Why engineered features improve analysis in Data Analysis Python - Performance Analysis
We want to see how adding engineered features affects the time it takes to analyze data.
How does the work grow when we add more features to our data?
Analyze the time complexity of the following code snippet.
import pandas as pd
def add_features(df):
df['feature_sum'] = df['A'] + df['B']
df['feature_ratio'] = df['A'] / (df['B'] + 1)
return df
# Example usage:
# df = pd.DataFrame({'A': range(n), 'B': range(n)})
# df = add_features(df)
This code adds two new features by combining existing columns in the data.
- Primary operation: Adding and dividing values for each row in the data.
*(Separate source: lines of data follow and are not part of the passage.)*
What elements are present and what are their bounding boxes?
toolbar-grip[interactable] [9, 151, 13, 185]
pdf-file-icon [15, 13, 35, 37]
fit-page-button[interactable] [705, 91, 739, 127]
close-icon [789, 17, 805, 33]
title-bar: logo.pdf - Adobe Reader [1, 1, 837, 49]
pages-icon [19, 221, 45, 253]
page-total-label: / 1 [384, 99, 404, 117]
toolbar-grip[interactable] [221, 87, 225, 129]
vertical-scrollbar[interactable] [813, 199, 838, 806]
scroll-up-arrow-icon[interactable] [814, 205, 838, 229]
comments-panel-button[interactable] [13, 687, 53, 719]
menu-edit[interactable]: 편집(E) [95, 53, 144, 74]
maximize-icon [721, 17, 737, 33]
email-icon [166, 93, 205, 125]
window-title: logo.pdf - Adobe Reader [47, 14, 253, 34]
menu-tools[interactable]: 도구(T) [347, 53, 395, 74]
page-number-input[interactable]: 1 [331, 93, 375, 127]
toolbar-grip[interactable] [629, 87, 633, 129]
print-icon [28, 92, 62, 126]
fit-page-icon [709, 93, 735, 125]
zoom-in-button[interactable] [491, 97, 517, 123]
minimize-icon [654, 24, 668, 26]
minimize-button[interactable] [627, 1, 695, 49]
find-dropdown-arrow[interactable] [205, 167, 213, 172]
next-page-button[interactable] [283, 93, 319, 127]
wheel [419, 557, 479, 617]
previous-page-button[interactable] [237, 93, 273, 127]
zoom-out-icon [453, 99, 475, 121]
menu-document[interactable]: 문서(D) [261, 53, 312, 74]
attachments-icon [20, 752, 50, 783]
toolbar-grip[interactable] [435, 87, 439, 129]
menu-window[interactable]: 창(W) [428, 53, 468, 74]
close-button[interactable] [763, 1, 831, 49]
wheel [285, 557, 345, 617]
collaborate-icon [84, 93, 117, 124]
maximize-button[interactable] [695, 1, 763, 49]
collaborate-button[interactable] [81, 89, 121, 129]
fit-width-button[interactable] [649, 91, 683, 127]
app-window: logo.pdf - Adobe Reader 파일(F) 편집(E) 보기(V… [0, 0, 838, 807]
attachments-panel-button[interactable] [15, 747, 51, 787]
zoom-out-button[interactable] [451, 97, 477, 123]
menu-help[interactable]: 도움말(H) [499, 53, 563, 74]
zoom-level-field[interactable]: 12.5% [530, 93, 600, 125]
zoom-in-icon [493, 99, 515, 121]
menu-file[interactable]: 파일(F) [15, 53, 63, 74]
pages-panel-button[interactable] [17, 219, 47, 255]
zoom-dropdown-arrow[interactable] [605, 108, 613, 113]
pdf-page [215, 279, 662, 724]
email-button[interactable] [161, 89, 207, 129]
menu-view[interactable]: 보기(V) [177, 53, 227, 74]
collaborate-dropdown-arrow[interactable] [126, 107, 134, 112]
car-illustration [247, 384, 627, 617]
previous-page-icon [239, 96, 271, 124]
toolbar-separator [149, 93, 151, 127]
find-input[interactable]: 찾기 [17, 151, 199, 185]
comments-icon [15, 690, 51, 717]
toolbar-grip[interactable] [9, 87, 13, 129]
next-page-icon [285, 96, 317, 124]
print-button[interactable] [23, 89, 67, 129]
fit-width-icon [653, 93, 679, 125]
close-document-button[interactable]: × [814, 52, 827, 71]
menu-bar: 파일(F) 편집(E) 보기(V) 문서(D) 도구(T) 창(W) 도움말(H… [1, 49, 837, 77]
- How many times: Once for every row in the dataset.
As the number of rows grows, the work grows in a similar way.
| Input Size (n) | Approx. Operations |
|---|---|
| 10 | About 20 operations (2 per row) |
| 100 | About 200 operations |
| 1000 | About 2000 operations |
Pattern observation: The work grows directly with the number of rows, doubling rows doubles work.
Time Complexity: O(n)
This means the time to add features grows in a straight line with the number of rows.
[X] Wrong: "Adding more features always makes analysis much slower in a complex way."
[OK] Correct: Adding simple features usually means doing a fixed number of operations per row, so time grows steadily, not wildly.
Understanding how feature creation affects time helps you explain your data preparation steps clearly and confidently.
"What if we added features that compare every row to every other row? How would the time complexity change?"